What just happened?
Angry at the world, I am home after our meeting with the surgeon. I am laying in my recliner with a blanket over me. I am mad. I am itching. The medicine I was given to relieve the itching hasn’t taken full effect yet. I am pretty introverted to begin with, so I have started shutting down. I don’t want to get up to do anything.
In the two to three years prior to this diagnosis, I thought I was doing all the right things to keep my body free from sickness or disease. I have been involved in a well-known exercise program where I was averaging cardio three days a week. I was also eating clean, which involved grocery shopping based on food plans, recipes and cooking most of our meals. Within the last ten years I had been improving my eating habits and researching about supplements, current food quality issues and standards. I was doing my best to purchase non-GMO and organic foods. I have been relatively healthy for most of my life. I drifted in and out of several at-home physical fitness programs while Jim and I raised our kids. In high school I was on the table tennis and varsity fast pitch softball team. I tried out for the swim team in middle school until I realized that the daily practices before and after school were far too intense for me. Going further back, I was very active trying to keep up with my eight brothers as a child. To name a few of our activities: acorn fights, frisbee fights, kick the can, ditch, and capture the flag.
Thinking back to multiple conversations in recent months. I hear myself saying that I plan to be like my Grandma Blanche, who was born in the early 1900’s. She lived to 99 years of age, taking care of most of her own needs up until she was 98. Grandma’s daily meds consisted of a baby aspirin and sometimes ibuprofen. However, the situation I currently find myself in seems incomprehensible. Would I make 55? Let alone 99.
Up until this time, my experience with the medical system seemed to reveal to me that good care doesn’t necessarily come from a system where doctors are paid based on the number of patients they treat. I have never had a surgery. My three children were born naturally. I did not have meds or an epidural during their births. I am not normally sick with colds or flu.
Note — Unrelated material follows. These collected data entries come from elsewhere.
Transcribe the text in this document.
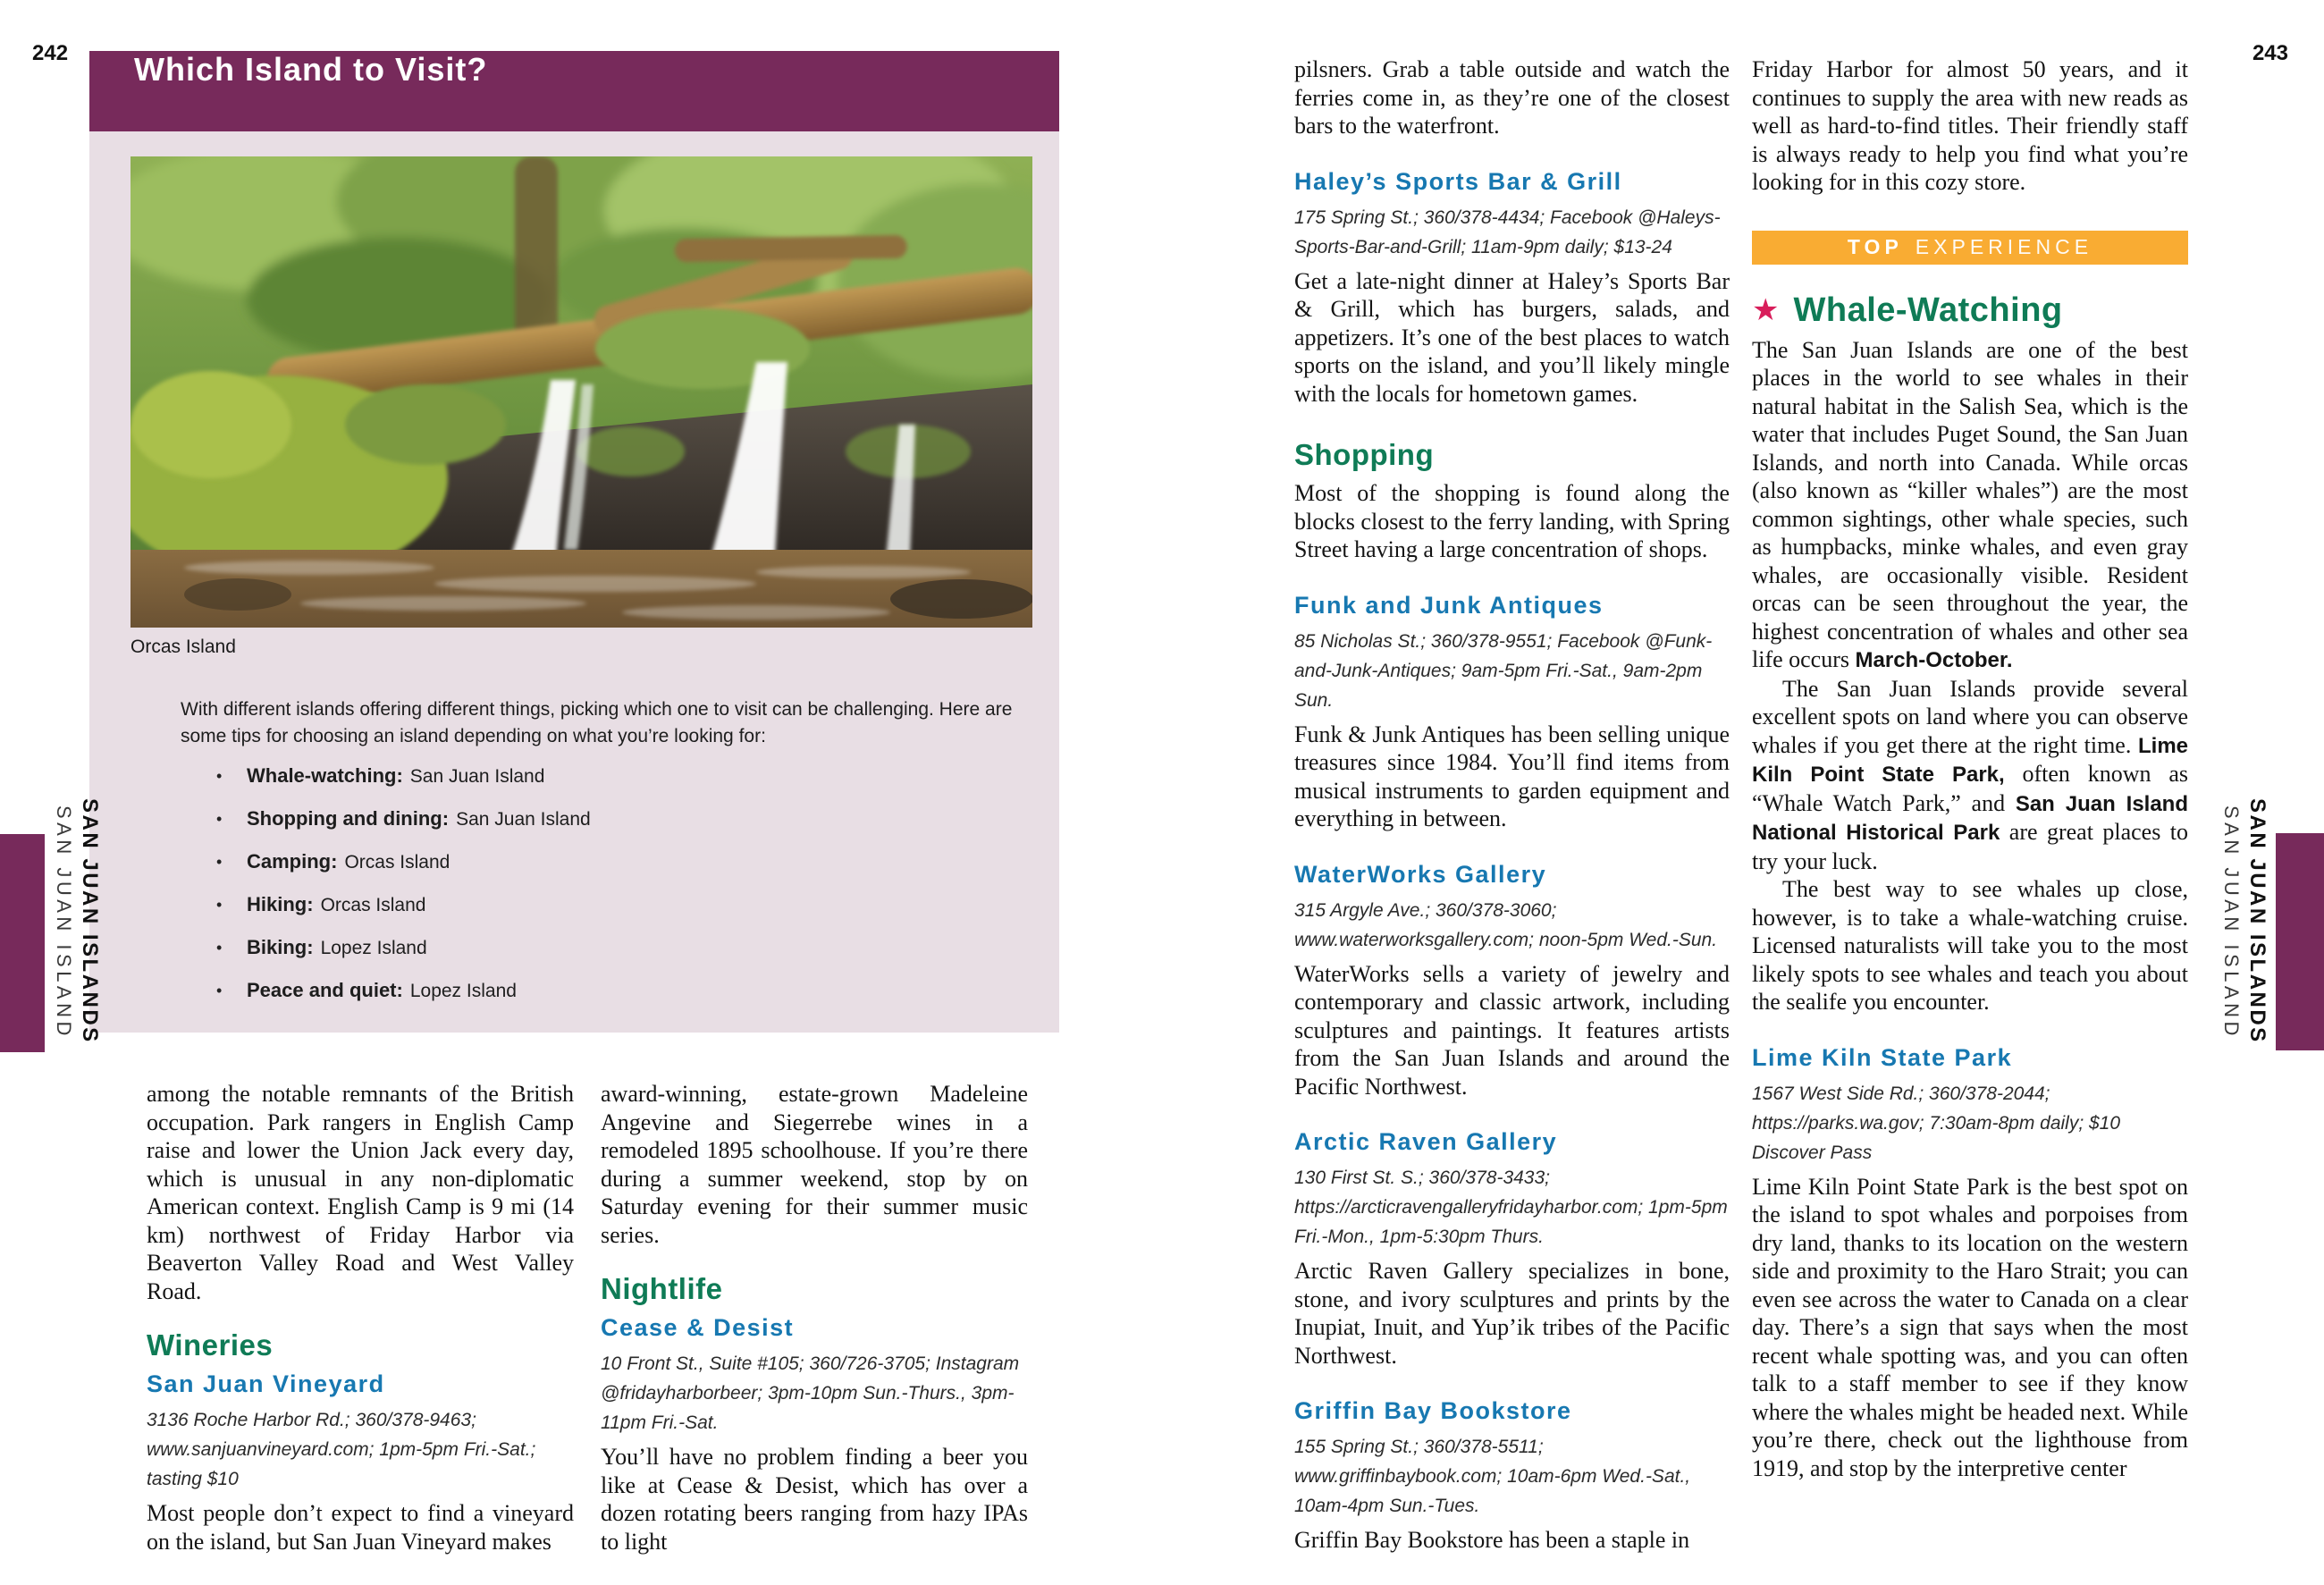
242	243
Which Island to Visit?
Orcas Island
With different islands offering different things, picking which one to visit can be challenging. Here are some tips for choosing an island depending on what you’re looking for:
• Whale-watching: San Juan Island
• Shopping and dining: San Juan Island
• Camping: Orcas Island
• Hiking: Orcas Island
• Biking: Lopez Island
• Peace and quiet: Lopez Island

among the notable remnants of the British occupation. Park rangers in English Camp raise and lower the Union Jack every day, which is unusual in any non-diplomatic American context. English Camp is 9 mi (14 km) northwest of Friday Harbor via Beaverton Valley Road and West Valley Road.

Wineries
San Juan Vineyard
3136 Roche Harbor Rd.; 360/378-9463; www.sanjuanvineyard.com; 1pm-5pm Fri.-Sat.; tasting $10

Most people don’t expect to find a vineyard on the island, but San Juan Vineyard makes

award-winning, estate-grown Madeleine Angevine and Siegerrebe wines in a remodeled 1895 schoolhouse. If you’re there during a summer weekend, stop by on Saturday evening for their summer music series.

Nightlife
Cease & Desist
10 Front St., Suite #105; 360/726-3705; Instagram @fridayharborbeer; 3pm-10pm Sun.-Thurs., 3pm-11pm Fri.-Sat.

You’ll have no problem finding a beer you like at Cease & Desist, which has over a dozen rotating beers ranging from hazy IPAs to light

pilsners. Grab a table outside and watch the ferries come in, as they’re one of the closest bars to the waterfront.

Haley’s Sports Bar & Grill
175 Spring St.; 360/378-4434; Facebook @Haleys-Sports-Bar-and-Grill; 11am-9pm daily; $13-24

Get a late-night dinner at Haley’s Sports Bar & Grill, which has burgers, salads, and appetizers. It’s one of the best places to watch sports on the island, and you’ll likely mingle with the locals for hometown games.

Shopping

Most of the shopping is found along the blocks closest to the ferry landing, with Spring Street having a large concentration of shops.

Funk and Junk Antiques
85 Nicholas St.; 360/378-9551; Facebook @Funk-and-Junk-Antiques; 9am-5pm Fri.-Sat., 9am-2pm Sun.

Funk & Junk Antiques has been selling unique treasures since 1984. You’ll find items from musical instruments to garden equipment and everything in between.

WaterWorks Gallery
315 Argyle Ave.; 360/378-3060; www.waterworksgallery.com; noon-5pm Wed.-Sun.

WaterWorks sells a variety of jewelry and contemporary and classic artwork, including sculptures and paintings. It features artists from the San Juan Islands and around the Pacific Northwest.

Arctic Raven Gallery
130 First St. S.; 360/378-3433; https://arcticravengalleryfridayharbor.com; 1pm-5pm Fri.-Mon., 1pm-5:30pm Thurs.

Arctic Raven Gallery specializes in bone, stone, and ivory sculptures and prints by the Inupiat, Inuit, and Yup’ik tribes of the Pacific Northwest.

Griffin Bay Bookstore
155 Spring St.; 360/378-5511; www.griffinbaybook.com; 10am-6pm Wed.-Sat., 10am-4pm Sun.-Tues.

Griffin Bay Bookstore has been a staple in

Friday Harbor for almost 50 years, and it continues to supply the area with new reads as well as hard-to-find titles. Their friendly staff is always ready to help you find what you’re looking for in this cozy store.

TOP EXPERIENCE
★ Whale-Watching

The San Juan Islands are one of the best places in the world to see whales in their natural habitat in the Salish Sea, which is the water that includes Puget Sound, the San Juan Islands, and north into Canada. While orcas (also known as “killer whales”) are the most common sightings, other whale species, such as humpbacks, minke whales, and even gray whales, are occasionally visible. Resident orcas can be seen throughout the year, the highest concentration of whales and other sea life occurs March-October.

The San Juan Islands provide several excellent spots on land where you can observe whales if you get there at the right time. Lime Kiln Point State Park, often known as “Whale Watch Park,” and San Juan Island National Historical Park are great places to try your luck.

The best way to see whales up close, however, is to take a whale-watching cruise. Licensed naturalists will take you to the most likely spots to see whales and teach you about the sealife you encounter.

Lime Kiln State Park
1567 West Side Rd.; 360/378-2044; https://parks.wa.gov; 7:30am-8pm daily; $10 Discover Pass

Lime Kiln Point State Park is the best spot on the island to spot whales and porpoises from dry land, thanks to its location on the western side and proximity to the Haro Strait; you can even see across the water to Canada on a clear day. There’s a sign that says when the most recent whale spotting was, and you can often talk to a staff member to see if they know where the whales might be headed next. While you’re there, check out the lighthouse from 1919, and stop by the interpretive center

SAN JUAN ISLANDS
SAN JUAN ISLAND	SAN JUAN ISLANDS
SAN JUAN ISLAND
I would say that all of these circumstances contributed to the fact that I hadn’t yet formed a strong trust in doctors or the healthcare system.
My mind returns to the room. I have not perceived that Jim has entered multiple times on a mission to tell me that I need to move forward. I am still in shock, angry and oblivious to what Jim is attempting to do. On his last entrance, he tells me that I need to get up and go for a walk. He says it will be good for me. I snark back with, “Why?!” After days of being subjected to my behavior, I am sure that his patience is done being tested. To begin with, he is not known to start in-your-face confrontational conversations. He is however good at asking questions to lead people to a solution, as long as they are willing to follow. I don’t want to listen to anyone after receiving the news from the surgeon. I don’t want this to be me. I don’t want to be a patient. I want this to be a bad dream.
Finally, I listen and take that walk down the block in our neighborhood. Plodding along, I am pleading with God, sobbing and asking, “Why? What did I do wrong? Why is this happening to me? Can’t you take care of this?”. Distracted by my pleadings with God, I thought I was alone. Then, I look over and see there is a neighbor that I have never met that is sitting about 100 yards away. He must have heard my sobbing and close to a yelling conversation with God. How embarrassing. I act like I don’t see him and keep walking by. The walk helped. Jim was right. The momentum of my walk helped me to release some of that anger so that I could move forward on my journey to seek God on what my next steps should be.